I'VE been to Wimbledon once – I drove a factory van past it when I had a summer job as a university student. But I’ve never been in the real Wimbledon.

Of course like everybody else I’ve been there annually, as my BBC TV screen echoed to puzzling commentaries. Like oh, ah; very well done; he’s possibly the least talked about possible champion; they’re going to close the roof – this is not what they were expecting; even as it gets dark let’s see what happens; when she strikes the ball cleanly she puts a lot of pressure on her opponent; she was stuck in no man’s land.  

All of these commentary gobbets featured in a game between Jasmine Posolini, who is small and girlish, and Petra Kivitova, who is tall and headmistress-intimidating.  

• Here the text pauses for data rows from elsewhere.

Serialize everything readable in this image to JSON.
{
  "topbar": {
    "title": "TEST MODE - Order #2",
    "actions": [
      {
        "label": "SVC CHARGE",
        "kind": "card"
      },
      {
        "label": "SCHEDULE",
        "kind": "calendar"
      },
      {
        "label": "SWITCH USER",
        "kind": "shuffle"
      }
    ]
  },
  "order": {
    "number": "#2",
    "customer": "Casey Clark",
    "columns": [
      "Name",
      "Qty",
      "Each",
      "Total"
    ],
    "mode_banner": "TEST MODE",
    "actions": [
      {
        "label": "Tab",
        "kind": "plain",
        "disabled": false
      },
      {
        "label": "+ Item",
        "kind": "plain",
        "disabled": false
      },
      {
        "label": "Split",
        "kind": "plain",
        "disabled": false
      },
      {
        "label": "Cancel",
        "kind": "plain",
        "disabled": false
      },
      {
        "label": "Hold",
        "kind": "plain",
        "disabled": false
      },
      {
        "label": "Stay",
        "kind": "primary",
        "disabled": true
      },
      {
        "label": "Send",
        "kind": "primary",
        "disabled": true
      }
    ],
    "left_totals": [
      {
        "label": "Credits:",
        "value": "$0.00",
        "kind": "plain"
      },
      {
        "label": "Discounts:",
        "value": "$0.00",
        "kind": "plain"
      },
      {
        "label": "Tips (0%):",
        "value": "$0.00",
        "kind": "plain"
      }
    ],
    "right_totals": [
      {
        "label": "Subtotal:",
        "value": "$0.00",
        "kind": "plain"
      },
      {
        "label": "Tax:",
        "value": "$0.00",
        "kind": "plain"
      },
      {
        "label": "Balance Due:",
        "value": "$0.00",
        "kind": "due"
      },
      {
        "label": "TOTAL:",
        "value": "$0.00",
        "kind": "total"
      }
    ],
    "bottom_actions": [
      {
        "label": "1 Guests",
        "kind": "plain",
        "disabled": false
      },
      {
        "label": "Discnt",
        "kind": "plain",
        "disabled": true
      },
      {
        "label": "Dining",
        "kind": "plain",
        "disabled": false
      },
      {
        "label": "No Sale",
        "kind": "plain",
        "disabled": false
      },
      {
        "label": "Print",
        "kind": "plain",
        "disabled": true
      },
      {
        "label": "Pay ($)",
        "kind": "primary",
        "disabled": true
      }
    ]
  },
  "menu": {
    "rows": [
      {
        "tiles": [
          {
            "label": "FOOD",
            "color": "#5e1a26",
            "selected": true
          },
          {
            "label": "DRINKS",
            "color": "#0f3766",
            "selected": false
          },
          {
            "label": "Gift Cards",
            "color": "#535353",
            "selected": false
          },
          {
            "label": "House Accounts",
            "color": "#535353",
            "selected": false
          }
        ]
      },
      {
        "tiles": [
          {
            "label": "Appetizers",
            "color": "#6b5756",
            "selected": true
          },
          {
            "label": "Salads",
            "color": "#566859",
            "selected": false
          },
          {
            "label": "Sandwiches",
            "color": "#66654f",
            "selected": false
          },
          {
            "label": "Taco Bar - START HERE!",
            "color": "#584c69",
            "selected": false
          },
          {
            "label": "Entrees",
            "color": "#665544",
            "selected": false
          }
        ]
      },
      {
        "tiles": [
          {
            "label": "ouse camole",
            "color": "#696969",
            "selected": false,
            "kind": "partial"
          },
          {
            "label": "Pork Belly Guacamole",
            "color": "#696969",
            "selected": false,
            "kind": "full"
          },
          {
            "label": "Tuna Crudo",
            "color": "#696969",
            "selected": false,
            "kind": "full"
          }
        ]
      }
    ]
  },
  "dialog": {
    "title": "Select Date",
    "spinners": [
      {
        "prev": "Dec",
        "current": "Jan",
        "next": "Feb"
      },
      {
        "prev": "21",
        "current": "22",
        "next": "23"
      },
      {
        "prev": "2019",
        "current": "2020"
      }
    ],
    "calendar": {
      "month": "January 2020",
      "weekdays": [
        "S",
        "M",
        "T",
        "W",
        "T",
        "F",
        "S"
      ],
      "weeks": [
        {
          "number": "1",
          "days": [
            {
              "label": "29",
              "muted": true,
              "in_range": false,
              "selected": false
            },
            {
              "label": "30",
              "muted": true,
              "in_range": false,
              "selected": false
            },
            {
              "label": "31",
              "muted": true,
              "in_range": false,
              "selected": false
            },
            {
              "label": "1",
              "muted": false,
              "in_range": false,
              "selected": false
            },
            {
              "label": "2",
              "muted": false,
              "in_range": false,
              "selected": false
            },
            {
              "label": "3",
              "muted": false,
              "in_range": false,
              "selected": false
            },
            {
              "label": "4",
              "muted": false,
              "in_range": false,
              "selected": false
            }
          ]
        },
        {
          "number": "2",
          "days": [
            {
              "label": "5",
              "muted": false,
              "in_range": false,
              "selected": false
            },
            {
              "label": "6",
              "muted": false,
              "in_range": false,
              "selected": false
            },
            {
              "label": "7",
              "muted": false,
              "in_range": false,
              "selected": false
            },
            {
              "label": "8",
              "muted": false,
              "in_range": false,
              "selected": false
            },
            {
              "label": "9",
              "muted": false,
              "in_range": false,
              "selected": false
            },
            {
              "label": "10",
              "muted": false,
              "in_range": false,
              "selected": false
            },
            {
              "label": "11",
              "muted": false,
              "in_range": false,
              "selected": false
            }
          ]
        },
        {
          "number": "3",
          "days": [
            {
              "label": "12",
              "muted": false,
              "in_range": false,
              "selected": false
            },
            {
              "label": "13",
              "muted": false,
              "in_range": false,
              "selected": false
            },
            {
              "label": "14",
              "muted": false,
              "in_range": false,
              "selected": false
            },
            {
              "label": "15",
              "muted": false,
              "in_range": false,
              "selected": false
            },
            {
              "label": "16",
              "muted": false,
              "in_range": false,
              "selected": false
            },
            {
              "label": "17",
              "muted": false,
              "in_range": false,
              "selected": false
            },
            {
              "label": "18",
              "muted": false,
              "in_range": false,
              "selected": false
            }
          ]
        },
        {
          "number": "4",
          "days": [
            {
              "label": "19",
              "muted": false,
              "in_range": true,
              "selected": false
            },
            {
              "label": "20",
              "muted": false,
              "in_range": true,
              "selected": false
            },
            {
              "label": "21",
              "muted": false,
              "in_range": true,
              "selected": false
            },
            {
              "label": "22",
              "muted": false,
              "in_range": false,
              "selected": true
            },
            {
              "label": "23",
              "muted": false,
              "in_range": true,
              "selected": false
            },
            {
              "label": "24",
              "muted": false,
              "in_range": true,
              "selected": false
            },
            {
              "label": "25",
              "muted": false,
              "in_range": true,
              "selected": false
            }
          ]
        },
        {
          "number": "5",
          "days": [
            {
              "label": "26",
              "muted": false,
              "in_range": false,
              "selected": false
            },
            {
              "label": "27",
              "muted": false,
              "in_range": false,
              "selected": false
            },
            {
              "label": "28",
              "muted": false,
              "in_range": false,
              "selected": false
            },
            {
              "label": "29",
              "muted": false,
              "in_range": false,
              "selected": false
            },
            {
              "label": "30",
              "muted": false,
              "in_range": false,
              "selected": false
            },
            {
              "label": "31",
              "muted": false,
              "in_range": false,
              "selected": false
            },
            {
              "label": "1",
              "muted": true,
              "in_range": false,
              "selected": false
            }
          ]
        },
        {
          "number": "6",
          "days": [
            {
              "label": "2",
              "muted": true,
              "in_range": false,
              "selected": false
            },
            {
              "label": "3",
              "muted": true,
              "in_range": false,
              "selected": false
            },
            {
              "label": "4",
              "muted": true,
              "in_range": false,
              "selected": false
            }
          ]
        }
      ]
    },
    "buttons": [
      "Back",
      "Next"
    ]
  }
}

I didn’t really care who won, but it’s hard not to admire the BBC camera-work. During a break they had a close-up shot of Petra’s feet, both dangling in mid-air slow-motion, so you wondered if maybe she’d been hanged. Not so. Besides being a head-mistressy tennis-player Petra is also engaged, apparently, and we got a close-up of her expensive red sparkler on her finger to drive the point through.

I no longer watch Wimbledon with the ferocious intensity I did as a lad – those women’s short skirts were positively provocative in 1950's Tyrone – but I still find the pock and cries of despair and the ooohs from the crowd and the run-like-rabbits ball boys and the aerial shots of people strolling around in the summer evening past the ivy-covered walls, and the signature tune – there’s something comforting about all that. It’s Wimbledon, school’s out, welcome summer.

They used to say that Peter Lawford, the suave movie-star, member of the Sinatra Rat Pack and brother-in-law to the Kennedys – they used to say he was so urbane, he’d look naked if not wearing an elegant drawing-room. Watching Joanna Lumley’s Silk Road Adventure (ITV), you tend to get the same feeling. This was a woman designed to sit gracefully in a plum seat at Wimbledon rather that in East India, watching indigenous people shimmying up and down trees in a dark forest or viewing huge sheds and saying how these used to be packed with dynamite! Joanne uses a lot of exclamation mark sentences. Despite having been herself born in India, she manages to gasp at the taste of nutmeg in Jakarta and at the thought of the Dutch East India Company (‘They were like Apple today!) with their cannon, so they could wipe out 90 per cent of the native people. “The message was ‘Don’t mess with the Dutch’ – especially when they were intent on stealing the hugely valuable nutmeg trade from the natives.

It’s all so gaspy and wonderful. Next week, she tells us, she will be visiting the country where she was born – India! And she throws her arms in the air like a footballer who’s just scored. How could she have been born in India and be shocked at the naked brutality of imperialism?

They should export Joanna to Wimbledon. She’d fit right in.